É exatamente o caso da personagem Letícia, vivenciada por Tânia Khalil, na novela Fina Estampa. “Essa é uma dor muito profunda e pode ser traumática na juventude, porque é menos previsível”, avalia a psicóloga Cláudia Ferreira, do Rio de Janeiro. Maíra Cristina Mazzo de Oliveira, 30 anos, assistente social, de Junqueirópolis (SP), que ficou viúva há dois anos é um exemplo: “Vivo uma solidão muito grande e faço uso de medicamentos. Quase não saio de casa, pois ainda não consegui superar a dor. Está difícil, é como seu eu vivesse em outro planeta e não fizesse parte desse mundo”, conta.

Maíra perdeu o marido em um acidente de carro. “Ele era muito romântico, divertido e comunicativo. Sua alegria era contagiante”, relembra. Desse relacionamento, nasceu Heitor, hoje com oito anos. Ela conta que a morte do pai desencadeou no menino problemas de saúde, como depressão e obesidade. “Ele passou por uma fase mais agressiva e chorona. Sozinha, tive de ter muita paciência para ajudar o meu filho”, afirma. 

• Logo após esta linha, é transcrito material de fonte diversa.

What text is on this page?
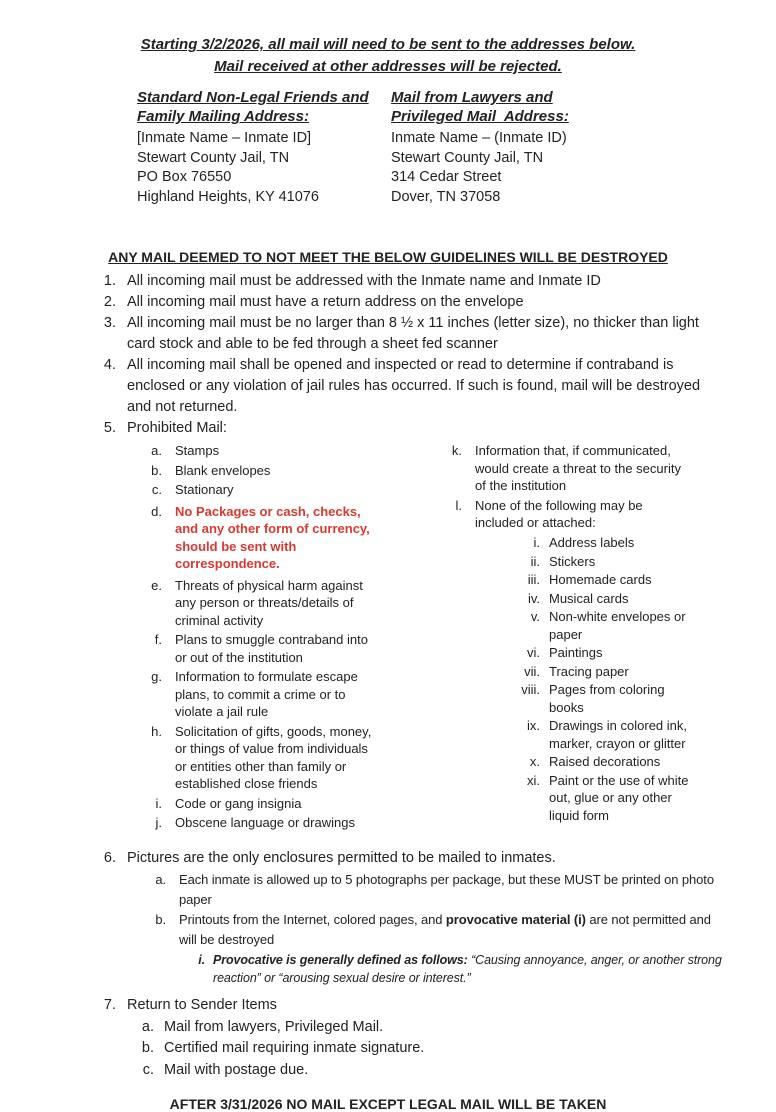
Starting 3/2/2026, all mail will need to be sent to the addresses below.
Mail received at other addresses will be rejected.
Standard Non-Legal Friends and
Family Mailing Address:
[Inmate Name – Inmate ID]
Stewart County Jail, TN
PO Box 76550
Highland Heights, KY 41076
Mail from Lawyers and
Privileged Mail  Address:
Inmate Name – (Inmate ID)
Stewart County Jail, TN
314 Cedar Street
Dover, TN 37058
ANY MAIL DEEMED TO NOT MEET THE BELOW GUIDELINES WILL BE DESTROYED
1. All incoming mail must be addressed with the Inmate name and Inmate ID
2. All incoming mail must have a return address on the envelope
3. All incoming mail must be no larger than 8 ½ x 11 inches (letter size), no thicker than light card stock and able to be fed through a sheet fed scanner
4. All incoming mail shall be opened and inspected or read to determine if contraband is enclosed or any violation of jail rules has occurred. If such is found, mail will be destroyed and not returned.
5. Prohibited Mail:
a. Stamps
b. Blank envelopes
c. Stationary
d. No Packages or cash, checks, and any other form of currency, should be sent with correspondence.
e. Threats of physical harm against any person or threats/details of criminal activity
f. Plans to smuggle contraband into or out of the institution
g. Information to formulate escape plans, to commit a crime or to violate a jail rule
h. Solicitation of gifts, goods, money, or things of value from individuals or entities other than family or established close friends
i. Code or gang insignia
j. Obscene language or drawings
k. Information that, if communicated, would create a threat to the security of the institution
l. None of the following may be included or attached:
i. Address labels
ii. Stickers
iii. Homemade cards
iv. Musical cards
v. Non-white envelopes or paper
vi. Paintings
vii. Tracing paper
viii. Pages from coloring books
ix. Drawings in colored ink, marker, crayon or glitter
x. Raised decorations
xi. Paint or the use of white out, glue or any other liquid form
6. Pictures are the only enclosures permitted to be mailed to inmates.
a. Each inmate is allowed up to 5 photographs per package, but these MUST be printed on photo paper
b. Printouts from the Internet, colored pages, and provocative material (i) are not permitted and will be destroyed
i. Provocative is generally defined as follows: “Causing annoyance, anger, or another strong reaction” or “arousing sexual desire or interest.”
7. Return to Sender Items
a. Mail from lawyers, Privileged Mail.
b. Certified mail requiring inmate signature.
c. Mail with postage due.
AFTER 3/31/2026 NO MAIL EXCEPT LEGAL MAIL WILL BE TAKEN
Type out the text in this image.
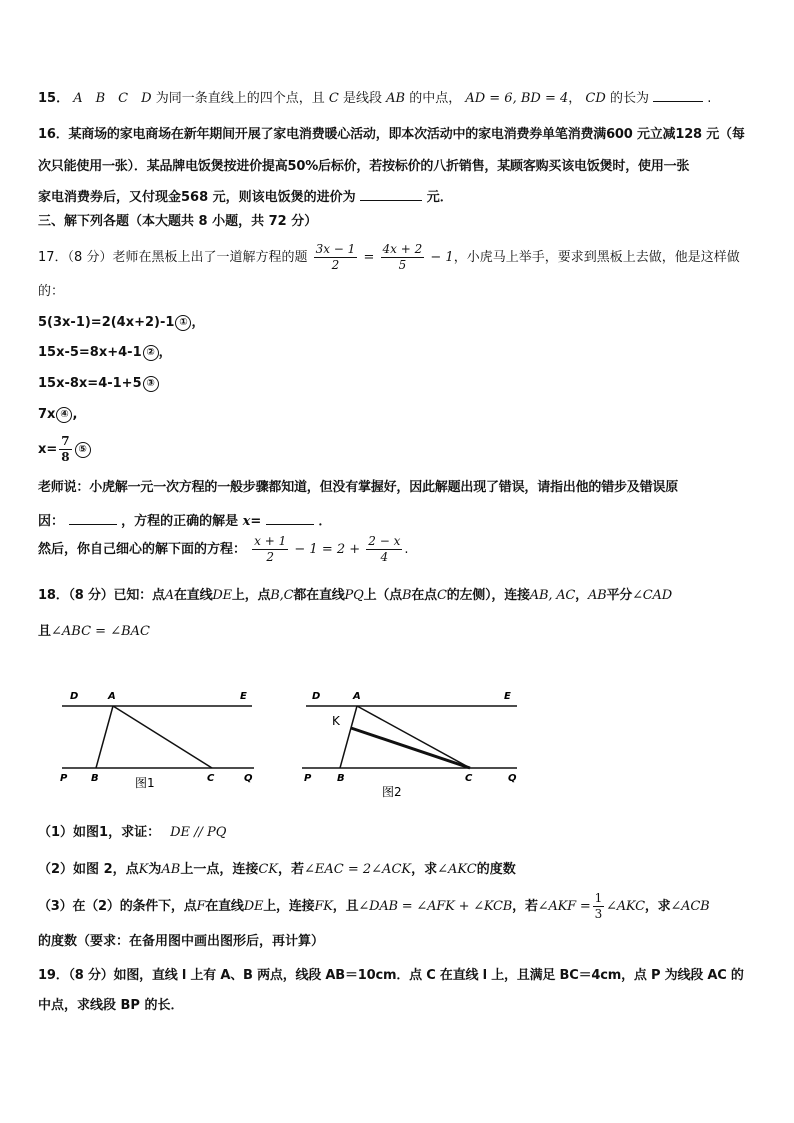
15． A　B　C　D 为同一条直线上的四个点，且 C 是线段 AB 的中点， AD = 6, BD = 4， CD 的长为	.
16．某商场的家电商场在新年期间开展了家电消费暖心活动，即本次活动中的家电消费券单笔消费满600 元立减128 元（每
次只能使用一张）．某品牌电饭煲按进价提高50%后标价，若按标价的八折销售，某顾客购买该电饭煲时，使用一张
家电消费券后，又付现金568 元，则该电饭煲的进价为	元．
三、解下列各题（本大题共 8 小题，共 72 分）
17．（8 分）老师在黑板上出了一道解方程的题 $\frac{3x - 1}{2} = \frac{4x + 2}{5} - 1$，小虎马上举手，要求到黑板上去做，他是这样做
的：
5(3x-1)=2(4x+2)-1 ① ，
15x-5=8x+4-1 ② ，
15x-8x=4-1+5 ③
7x ④ ,
$x= \frac{7}{8}$ ⑤
老师说：小虎解一元一次方程的一般步骤都知道，但没有掌握好，因此解题出现了错误，请指出他的错步及错误原
因：	，方程的正确的解是 x=	．
然后，你自己细心的解下面的方程： $\frac{x + 1}{2} - 1 = 2 + \frac{2 - x}{4}$ .
18．（8 分）已知：点A在直线DE上，点B,C都在直线PQ上（点B在点C的左侧），连接AB, AC，AB平分∠CAD
且∠ABC = ∠BAC
D	A	E
P B	C	Q
图1
D	A	E
K
P	B	C	Q
图2
（1）如图1，求证： DE // PQ
（2）如图 2，点K为AB上一点，连接CK，若∠EAC = 2∠ACK，求∠AKC的度数
（3）在（2）的条件下，点F在直线DE上，连接FK，且∠DAB = ∠AFK + ∠KCB，若∠AKF = $\frac{1}{3}$ ∠AKC，求∠ACB
的度数（要求：在备用图中画出图形后，再计算）
19．（8 分）如图，直线 l 上有 A、B 两点，线段 AB＝10cm．点 C 在直线 l 上，且满足 BC＝4cm，点 P 为线段 AC 的
中点，求线段 BP 的长．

Para aguentar a saudade e ainda conseguir dar apoio ao filho pequeno, Maíra buscou ajuda psiquiátrica. “Precisava ser forte”, lembra. Já se passaram dois anos desde a morte do marido, mas ela continua sozinha. Confessa que até pensou em se envolver, mas não superou o medo de sofrer. “Ainda não tive ninguém. Fico pensando em tudo o que aconteceu e tenho receio de vivenciar isso tudo novamente”.

A família ajuda muito. Até na hora de dar suporte para que a jovem viúva possa se dedicar mais ao trabalho, por exemplo. Maíra fez dívidas e precisou aumentar a carga de trabalho. Dar continuidade à vida interrompida com a perda do parceiro era a grande meta. “Nos adaptamos a tudo”, diz, “com o tempo a saudade ameniza, mas nunca acaba”. O que a faz sentir-se péssima? Despertar dó nas pessoas. “Sou jovem e as pessoas sempre se sensibilizam com o que aconteceu comigo. Carrego a angústia em silêncio e meu objetivo maior é não deixar que os obstáculos me derrubem”, afirma. 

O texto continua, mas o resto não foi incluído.